Photo/ Pisciculture stalens (estalens.fr)
 
Synonyme : Papiliochromis altispinosa.
Historique : L’espèce est  décrite par Hasemann en 1911. En 1971, Axelrod en   décrit le genre « Microgeophagus ».
Habitat : Essentiellement rencontré dans les étangs peu profonds de sable avec une température d'environ 27 ° C, un pH de 6,5 à 6,8 et une dureté de 4 à 7° Dgh, la conductivité de 150 à 200 mS / cm.

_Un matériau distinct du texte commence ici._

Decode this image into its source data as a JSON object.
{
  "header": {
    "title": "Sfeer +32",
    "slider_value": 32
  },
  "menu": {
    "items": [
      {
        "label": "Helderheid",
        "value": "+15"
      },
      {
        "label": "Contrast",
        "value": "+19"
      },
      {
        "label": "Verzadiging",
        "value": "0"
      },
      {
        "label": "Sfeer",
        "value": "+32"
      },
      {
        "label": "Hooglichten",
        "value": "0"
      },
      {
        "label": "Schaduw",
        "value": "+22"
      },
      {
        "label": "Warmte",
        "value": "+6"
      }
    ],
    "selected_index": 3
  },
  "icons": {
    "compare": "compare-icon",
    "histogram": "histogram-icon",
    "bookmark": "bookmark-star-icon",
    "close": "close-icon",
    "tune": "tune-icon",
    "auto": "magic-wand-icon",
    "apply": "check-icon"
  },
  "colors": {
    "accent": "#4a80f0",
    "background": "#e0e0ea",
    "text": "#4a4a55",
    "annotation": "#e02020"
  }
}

Originaire : Amérique du Sud: bassin de l'Amazone, Rio Mamoré dans les alentours, avec le Rio Guaporé, près de la ville de Trinidad. Présent aussi en Bolivie près de San Ramon, le Rio Quizer et dans la cuvette en dessous de la ville de Todos Santos, à l’embouchure du cours d’eau  l’Igarape près de Guajara Mirim au Brésil.
Description : Le corps, de forme ovoïde, est relativement élevé et comprimé latéralement. Il possède une robe très coloré qui peut faire penser aux couleurs de l’arc-en-ciel. Sa tête est traversée par une bande oculaire sombre, possède deux gros yeux et une bouche qui fait penser à un bec de perroquet. Les premiers rayons antérieurs de la nageoire dorsale sont allongés. Une tache noire est aussi présente sur la ligne latérale.

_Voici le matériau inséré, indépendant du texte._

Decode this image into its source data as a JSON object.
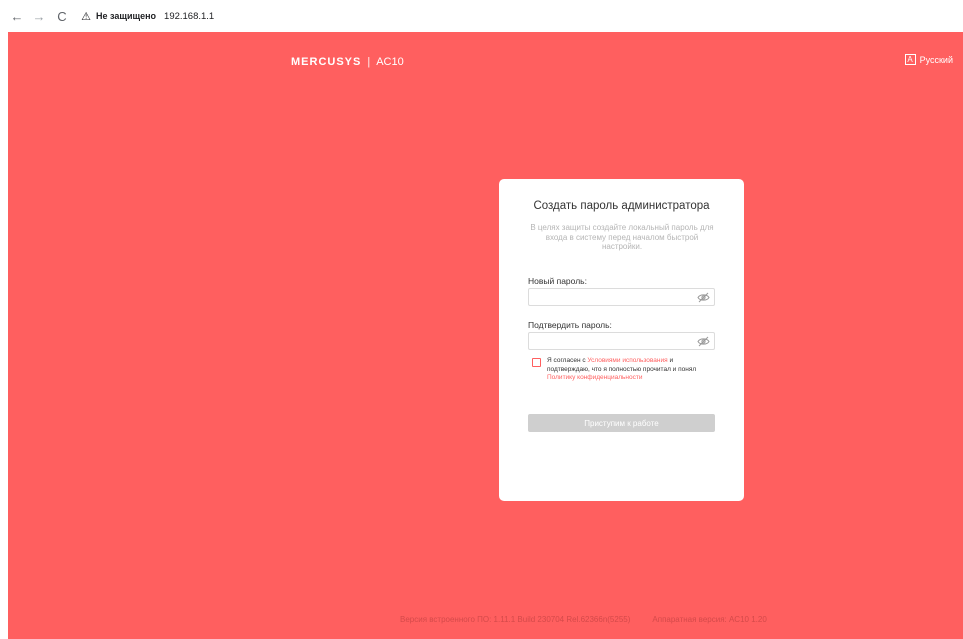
{
  "browser": {
    "back_icon": "←",
    "forward_icon": "→",
    "reload_icon": "C",
    "warning_icon": "⚠",
    "security_label": "Не защищено",
    "url": "192.168.1.1"
  },
  "header": {
    "brand_logo": "MERCUSYS",
    "separator": "|",
    "model": "AC10",
    "language_icon_letter": "A",
    "language": "Русский"
  },
  "card": {
    "title": "Создать пароль администратора",
    "description": "В целях защиты создайте локальный пароль для входа в систему перед началом быстрой настройки.",
    "new_password_label": "Новый пароль:",
    "new_password_value": "",
    "confirm_password_label": "Подтвердить пароль:",
    "confirm_password_value": "",
    "agree": {
      "checked": false,
      "text_before": "Я согласен с ",
      "terms_link": "Условиями использования",
      "text_middle": " и подтверждаю, что я полностью прочитал и понял ",
      "privacy_link": "Политику конфиденциальности"
    },
    "submit_label": "Приступим к работе"
  },
  "footer": {
    "firmware": "Версия встроенного ПО: 1.11.1 Build 230704 Rel.62366n(5255)",
    "hardware": "Аппаратная версия: AC10 1.20"
  },
  "colors": {
    "background": "#ff5f5f",
    "card": "#ffffff",
    "button_disabled": "#cfcfcf",
    "link": "#ff5f5f"
  }
}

Dimorphisme sexuel : Le mâle est plus grand, plus  mince et moins trapus que la femelle, il a également des extensions sur les rayons inférieur et supérieur de la nageoire caudale.
Comportement : Pacifique, timide, légèrement plus territorial que « ramirezi », il est sérieux de prévoir une surface au sol surtout importante. Il peut cohabiter avec des espèces calmes, ne risquant pas de le menacer. Ce petit cichlidé creuse des dépressions dans le substrat, bouleversant par la même occasion un peu le décor.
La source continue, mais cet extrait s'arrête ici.